Though naturally occurring platinum alloys containing all six platinum-group metals were used for a long time by pre-Columbian Americans and known as a material to European chemists from the mid-16th century, not until the mid-18th century was platinum identified as a pure element. That natural platinum contained palladium, rhodium, osmium and iridium was discovered in the first decade of the 19th century. Platinum in alluvial sands of Russian rivers gave access to raw material for use in plates and medals and for the minting of ruble coins, starting in 1828. Residues from platinum production for coinage were available in the Russian Empire, and therefore most of the research on them was done in Eastern Europe.

It is possible that the Polish chemist Jędrzej Śniadecki isolated element 44 (which he called "vestium" after the asteroid Vesta discovered shortly before) from South American platinum ores in 1807. He published an announcement of his discovery in 1808. His work was never confirmed, however, and he later withdrew his claim of discovery.
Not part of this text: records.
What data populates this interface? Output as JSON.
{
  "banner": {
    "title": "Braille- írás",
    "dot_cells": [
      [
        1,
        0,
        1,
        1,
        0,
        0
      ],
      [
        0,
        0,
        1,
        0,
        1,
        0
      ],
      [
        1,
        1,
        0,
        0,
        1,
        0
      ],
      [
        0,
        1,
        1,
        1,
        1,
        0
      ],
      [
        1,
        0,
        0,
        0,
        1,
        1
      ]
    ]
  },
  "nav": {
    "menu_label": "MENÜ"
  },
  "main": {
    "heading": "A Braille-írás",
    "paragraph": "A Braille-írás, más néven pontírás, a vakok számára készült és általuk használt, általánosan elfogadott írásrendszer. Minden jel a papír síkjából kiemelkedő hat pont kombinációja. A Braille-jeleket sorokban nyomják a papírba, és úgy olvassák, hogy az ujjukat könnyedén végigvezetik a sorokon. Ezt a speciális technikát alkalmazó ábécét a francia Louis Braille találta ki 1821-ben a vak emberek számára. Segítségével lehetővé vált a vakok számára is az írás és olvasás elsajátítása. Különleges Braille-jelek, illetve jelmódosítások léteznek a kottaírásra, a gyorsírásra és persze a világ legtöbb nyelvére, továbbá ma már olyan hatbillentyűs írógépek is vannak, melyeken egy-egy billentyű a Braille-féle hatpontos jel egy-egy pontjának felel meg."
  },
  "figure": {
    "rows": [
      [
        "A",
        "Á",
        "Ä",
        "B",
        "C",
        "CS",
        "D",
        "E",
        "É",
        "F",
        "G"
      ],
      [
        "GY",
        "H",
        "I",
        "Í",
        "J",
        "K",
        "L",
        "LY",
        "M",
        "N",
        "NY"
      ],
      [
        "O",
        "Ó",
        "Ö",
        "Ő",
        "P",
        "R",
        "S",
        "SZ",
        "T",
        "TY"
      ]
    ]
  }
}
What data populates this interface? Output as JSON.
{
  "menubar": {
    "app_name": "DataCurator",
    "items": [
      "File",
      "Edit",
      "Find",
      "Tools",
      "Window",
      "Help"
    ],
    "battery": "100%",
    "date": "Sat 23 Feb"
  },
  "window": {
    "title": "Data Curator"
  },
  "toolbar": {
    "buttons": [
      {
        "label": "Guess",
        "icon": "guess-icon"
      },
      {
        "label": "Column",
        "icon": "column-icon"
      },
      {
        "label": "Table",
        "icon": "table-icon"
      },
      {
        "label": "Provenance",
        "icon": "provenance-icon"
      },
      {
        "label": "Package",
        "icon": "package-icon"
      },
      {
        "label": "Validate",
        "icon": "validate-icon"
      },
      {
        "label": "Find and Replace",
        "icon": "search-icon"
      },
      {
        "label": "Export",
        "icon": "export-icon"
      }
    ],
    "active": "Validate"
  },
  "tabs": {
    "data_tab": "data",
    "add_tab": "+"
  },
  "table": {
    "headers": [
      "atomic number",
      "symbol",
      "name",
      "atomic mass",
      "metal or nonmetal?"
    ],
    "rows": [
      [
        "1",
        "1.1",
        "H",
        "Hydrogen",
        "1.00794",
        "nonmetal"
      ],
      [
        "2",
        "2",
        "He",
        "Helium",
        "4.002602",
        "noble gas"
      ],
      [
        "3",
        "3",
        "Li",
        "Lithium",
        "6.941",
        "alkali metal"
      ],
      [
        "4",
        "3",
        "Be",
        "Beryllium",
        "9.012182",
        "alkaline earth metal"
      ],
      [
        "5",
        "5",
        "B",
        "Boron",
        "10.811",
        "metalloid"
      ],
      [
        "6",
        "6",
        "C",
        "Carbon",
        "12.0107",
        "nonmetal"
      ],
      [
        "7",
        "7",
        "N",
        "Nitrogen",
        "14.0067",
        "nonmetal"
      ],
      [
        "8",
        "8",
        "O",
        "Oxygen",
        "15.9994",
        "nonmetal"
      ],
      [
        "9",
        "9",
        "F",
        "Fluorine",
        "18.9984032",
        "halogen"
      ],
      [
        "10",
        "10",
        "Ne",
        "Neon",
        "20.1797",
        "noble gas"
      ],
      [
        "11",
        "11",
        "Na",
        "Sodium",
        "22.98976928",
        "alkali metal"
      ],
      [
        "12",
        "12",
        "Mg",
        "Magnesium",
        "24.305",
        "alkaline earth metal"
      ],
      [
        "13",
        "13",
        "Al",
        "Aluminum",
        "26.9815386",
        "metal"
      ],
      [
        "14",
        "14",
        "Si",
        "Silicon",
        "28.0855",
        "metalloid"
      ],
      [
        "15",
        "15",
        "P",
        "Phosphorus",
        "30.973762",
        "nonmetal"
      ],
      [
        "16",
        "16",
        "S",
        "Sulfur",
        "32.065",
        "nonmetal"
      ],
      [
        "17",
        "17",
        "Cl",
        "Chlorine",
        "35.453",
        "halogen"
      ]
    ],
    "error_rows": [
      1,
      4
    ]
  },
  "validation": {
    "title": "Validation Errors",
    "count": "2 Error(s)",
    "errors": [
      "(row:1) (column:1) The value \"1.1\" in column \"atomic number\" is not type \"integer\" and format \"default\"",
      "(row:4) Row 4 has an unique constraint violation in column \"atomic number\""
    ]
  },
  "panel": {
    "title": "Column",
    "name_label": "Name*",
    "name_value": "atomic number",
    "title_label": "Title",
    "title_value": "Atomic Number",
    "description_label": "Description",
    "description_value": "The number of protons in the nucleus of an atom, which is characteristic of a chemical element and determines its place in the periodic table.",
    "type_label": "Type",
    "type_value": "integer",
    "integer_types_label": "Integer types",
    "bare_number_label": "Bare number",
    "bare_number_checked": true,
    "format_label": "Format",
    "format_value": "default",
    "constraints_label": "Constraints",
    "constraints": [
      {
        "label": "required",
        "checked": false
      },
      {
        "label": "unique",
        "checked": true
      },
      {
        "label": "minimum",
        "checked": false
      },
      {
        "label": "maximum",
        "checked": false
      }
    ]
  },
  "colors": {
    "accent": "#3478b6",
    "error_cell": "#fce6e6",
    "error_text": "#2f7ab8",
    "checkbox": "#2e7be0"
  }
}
Jöns Berzelius and Gottfried Osann nearly discovered ruthenium in 1827. They examined residues that were left after dissolving crude platinum from the Ural Mountains in aqua regia. Berzelius did not find any unusual metals, but Osann thought he found three new metals, which he called pluranium, ruthenium, and polinium. This discrepancy led to a long-standing controversy between Berzelius and Osann about the composition of the residues. As Osann was not able to repeat his isolation of ruthenium, he eventually relinquished his claims. The name "ruthenium" was chosen by Osann because the analysed samples stemmed from the Ural Mountains in Russia. The name itself derives from the Latin word Ruthenia; this word was used at the time as the Latin name for Russia.

Karl Ernst Claus

In 1844, Karl Ernst Claus, a Russian scientist of Baltic German descent, showed that the compounds prepared by Gottfried Osann contained small amounts of ruthenium, which Claus had discovered the same year. Claus isolated ruthenium from the platinum residues of rouble production while he was working in Kazan University, Kazan, the same way its heavier congener osmium had been discovered four decades earlier. Claus showed that ruthenium oxide contained a new metal and obtained 6 grams of ruthenium from the part of crude platinum that is insoluble in aqua regia. Choosing the name for the new element, Claus stated: "I named the new body, in honour of my Motherland, ruthenium. I had every right to call it by this name because Mr. Osann relinquished his ruthenium and the word does not yet exist in chemistry." In doing so, Claus started a trend that continues to this day - naming an element after a country.